Beim Einsteigen dachte Nikolaj an Flucht, verdrängte diesen Gedanken jedoch, als er sah, wie deutsche Soldaten einen Flüchtigen im Heuhaufen fanden und ihn vor Augen der Gefangenen aufhängten. Nikolaj konnte sich nicht genau erinnern, durch welche Städte er fuhr und wo er arbeitete, aber er erwähnte Poltawa, Kyjiw, Lwiw und dann Ljubljana (heute Slowenien):
"Trotz der Angst verspürte ich ein großes Interesse, wie die Welt aussieht."

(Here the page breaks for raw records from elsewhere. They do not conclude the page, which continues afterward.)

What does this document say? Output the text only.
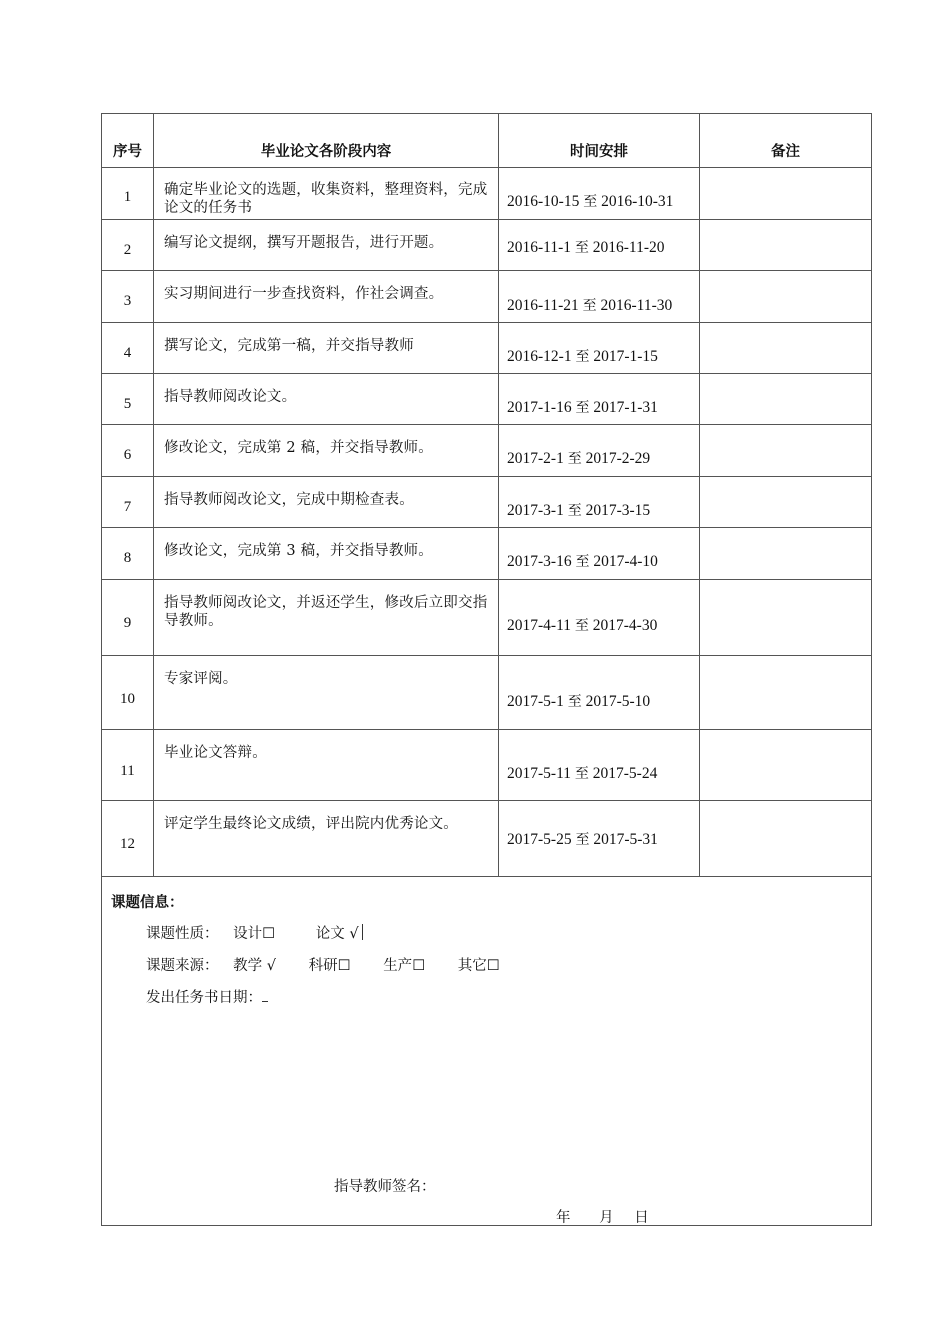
序号	毕业论文各阶段内容	时间安排	备注

1	确定毕业论文的选题，收集资料，整理资料，完成论文的任务书	2016-10-15 至 2016-10-31	

2	编写论文提纲，撰写开题报告，进行开题。	2016-11-1 至 2016-11-20	

3	实习期间进行一步查找资料，作社会调查。	2016-11-21 至 2016-11-30	

4	撰写论文，完成第一稿，并交指导教师	2016-12-1 至 2017-1-15	

5	指导教师阅改论文。	2017-1-16 至 2017-1-31	

6	修改论文，完成第 2 稿，并交指导教师。	2017-2-1 至 2017-2-29	

7	指导教师阅改论文，完成中期检查表。	2017-3-1 至 2017-3-15	

8	修改论文，完成第 3 稿，并交指导教师。	2017-3-16 至 2017-4-10	

9	指导教师阅改论文，并返还学生，修改后立即交指导教师。	2017-4-11 至 2017-4-30	

10	专家评阅。	2017-5-1 至 2017-5-10	

11	毕业论文答辩。	2017-5-11 至 2017-5-24	

12	评定学生最终论文成绩，评出院内优秀论文。	2017-5-25 至 2017-5-31	

课题信息：
课题性质： 设计☐	论文 √
课题来源： 教学 √ 科研☐ 生产☐ 其它☐
发出任务书日期：
指导教师签名：
年 月 日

Im Lager nahe Ljubljana durchliefen sowjetische Zwangsarbeiter eine sog. „Desinfektion“. Man untersuchte sie auf Läuse und rasierte sie gewaltsam. Nikolaj wartete nicht, bis er an der Reihe war, ergriff ein Rasiermesser und rasierte sich selbst. Darauf wurde er gezwungen, andere Zwangsarbeiter:innen zu rasieren:
„Ich war 18 Jahre und plötzlich standen nackte Frauen aller Altersgruppen vor mir und ich musste deren Kopf- und Schamhaare abrasieren. […] Die älteren Frauen haben diese Erniedrigung stoisch ausgehalten, aber die jungen Mädchen versuchten sich mit Händen zu schützen. Ungefähr 200 Frauen waren da. Den ganzen Tag habe ich sie rasiert, danach ging es mir sehr schlecht: nicht nur körperlich, weil ich den ganzen heißen Junitag dort stand, aber vor allem psychisch konnte ich nicht verkraften, was passiert war. Zwei Tage lang lag ich danach auf der Pritsche in der Baracke. Meine Beine und Arme waren geschwollen“.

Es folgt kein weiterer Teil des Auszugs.